Steve, libérer la parole - Hommes de Polynésie
reo tahiti

Avec Steve, libérer la parole

Publié le 15 février 2018

De père chinois et de mère tahitienne, Steve Chailloux est le spécialiste du reo tahiti1 de l’émission E REO TŌ’U diffusée sur TNTV. Professeur de tahitien en charge du certificat universitaire de langues et civilisation tahitienne, assistant parlementaire, chargé de revalorisation du patrimoine culturel à la mairie de Faa’a, collaborateur à l’assemblée de Polynésie française, c’est un homme très occupé. Hommes de Polynésie est allé à la rencontre de ce polynésien aux multiples casquettes qui est revenu au pays « non pas pour flemmarder, mais pour bosser ». Chemise à fleur locale et chapeau en pae’ore2, Steve se dévoile.

UN PARCOURS AUDACIEUX

On dit que « l’audace a du génie, du pouvoir, de la magie.» À écouter le parcours de Steve, force est de constater qu’il n’en est pas dépourvu.
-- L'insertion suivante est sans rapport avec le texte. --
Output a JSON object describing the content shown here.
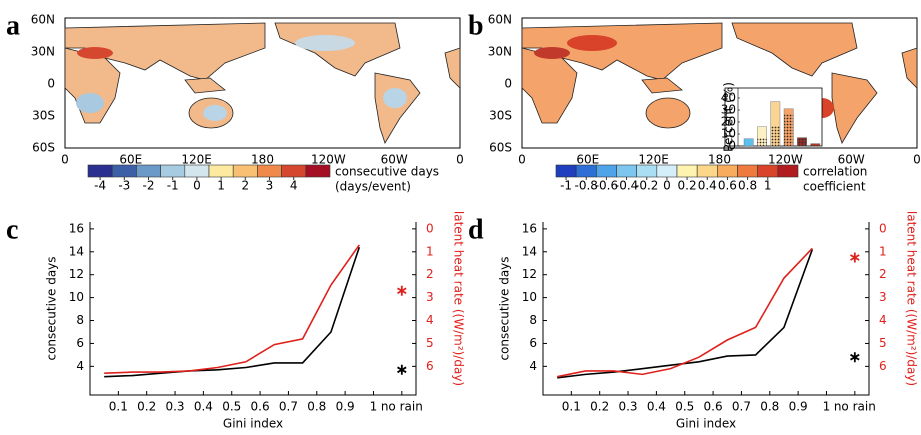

Il obtient son bac, puis un DEUG de Tahitien et une licence de sociologie à Tahiti. En France, il poursuit en Master de sociologie, d’anthropologie et d’histoire. Durant sa deuxième année de Master, il apprend que l’université de Hawaii recrute un professeur de tahitien permanent. À tout juste 25 ans, Steve ne fait ni une ni deux et s’envole pour Honolulu.

« J’étais étudiant chercheur. Ça a été ma première expérience professionnelle et première expérience d’enseignement. Plus jeune, je n’ai jamais nourri l’ambition de partir à l’étranger et de travailler. »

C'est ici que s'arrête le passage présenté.